Он внезапно останавливается и оставляет вас наедине с вашими догадками. Эта горькая шутка принадлежит человеку разъяренному или отчаявшемуся, который намеренно, и просто в силу неистовости своей страсти, хотел бы сдержать ее и заставить себя смеяться; но которого внезапная дрожь в конце выдает таким, какой он есть. В одном месте Карлейль говорит, что в глубине английского характера, под всеми его привычками к расчету и хладнокровию, скрывается неугасимая печь:

«Глубоко скрытая, она лежит далеко в центре, подобно благодатному центральному огню, над которым выстроены слой за слоем устройство, традиционный метод, составная продуктивность, оживленные и сделанные плодородными им: справедливость, ясность, молчание, неспешное упорство, неустанное усердие, ненависть к беспорядку, ненависть к несправедливости, которая есть худший беспорядок, характеризуют этот народ: внутренний огонь, говорим мы, как и все подобные огни, скрыт в центре. Глубоко скрыт, но пробуждаем, но неизмерим; пусть никто не пробуждает его».

Это огонь необычайной ярости, подобный ярости преданных берсерков, которые, однажды бросившись в жар битвы, больше не чувствовали своих ран и жили, сражались и убивали, пронзенные ударами, каждый из которых был бы смертельным для обычного человека. Именно это разрушительное безумие, это пробуждение внутренних неизвестных сил, это высвобождение свирепости, энтузиазма и воображения, неупорядоченного и не поддающегося обузданию, проявилось в этих людях в эпоху Возрождения и Реформации, и остаток этого все еще сохраняется в Карлейле.

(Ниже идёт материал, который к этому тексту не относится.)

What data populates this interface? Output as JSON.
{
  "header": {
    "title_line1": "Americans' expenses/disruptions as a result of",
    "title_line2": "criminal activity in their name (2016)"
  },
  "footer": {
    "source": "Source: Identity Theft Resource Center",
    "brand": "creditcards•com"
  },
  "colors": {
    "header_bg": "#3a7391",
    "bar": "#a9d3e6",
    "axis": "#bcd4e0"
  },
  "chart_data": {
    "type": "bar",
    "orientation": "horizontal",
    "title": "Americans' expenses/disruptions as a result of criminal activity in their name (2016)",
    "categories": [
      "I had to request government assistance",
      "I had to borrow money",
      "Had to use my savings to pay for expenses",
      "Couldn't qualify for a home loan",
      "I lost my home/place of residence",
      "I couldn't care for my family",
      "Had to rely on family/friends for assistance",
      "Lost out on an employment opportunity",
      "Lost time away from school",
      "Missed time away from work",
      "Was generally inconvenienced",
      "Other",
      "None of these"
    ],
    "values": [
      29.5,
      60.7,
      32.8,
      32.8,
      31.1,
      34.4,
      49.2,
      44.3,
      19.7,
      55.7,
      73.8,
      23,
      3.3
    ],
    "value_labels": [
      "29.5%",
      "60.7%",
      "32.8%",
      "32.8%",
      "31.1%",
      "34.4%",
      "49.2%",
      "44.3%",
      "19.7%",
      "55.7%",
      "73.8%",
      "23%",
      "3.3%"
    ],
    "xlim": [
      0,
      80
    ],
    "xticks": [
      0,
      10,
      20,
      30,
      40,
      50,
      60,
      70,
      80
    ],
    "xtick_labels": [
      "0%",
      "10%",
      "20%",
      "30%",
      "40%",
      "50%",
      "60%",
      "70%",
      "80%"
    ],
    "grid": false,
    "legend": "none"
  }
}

Вот след этого в отрывке, почти достойном Свифта, который является квинтэссенцией его обычных эмоций и в то же время его заключением об эпохе, в которую мы живем:

«Предположим, свиньи (я имею в виду четвероногих свиней), обладающие чувствительностью и превосходными логическими способностями, достигли такой культуры; и могли бы, после обзора и размышления, записать для нас свое представление о Вселенной, а также о своих интересах и обязанностях в ней — не заинтересовало бы это проницательную публику, возможно, неожиданным образом, и не дало бы стимула для угасающей книжной торговли? Голоса всех существ, как понимается в настоящее время, должны быть услышаны; чтобы вы могли "законодательствовать" для них с лучшим пониманием. "Как вы можете управлять вещью, — говорят многие, — не спросив сначала ее голоса?" Если, конечно, вы уже случайно не знаете ее голоса — и даже кое-что еще, а именно, что вы должны думать о ее голосе; чего она хочет своим голосом; и, что еще важнее, чего хочет Природа — последнее, в конце концов, — единственное, что будет получено!.. Свинские положения в грубой форме выглядят примерно так:

«1. Вселенная, насколько может зайти здравое предположение, — это неизмеримое свиное корыто, состоящее из твердого и жидкого, а также из других контрастов и видов; — особенно состоящее из достижимого и недостижимого, последнего в неизмеримо больших количествах для большинства свиней».

«2. Моральное зло — это недостижимость свиного корма; моральное добро — достижимость оного».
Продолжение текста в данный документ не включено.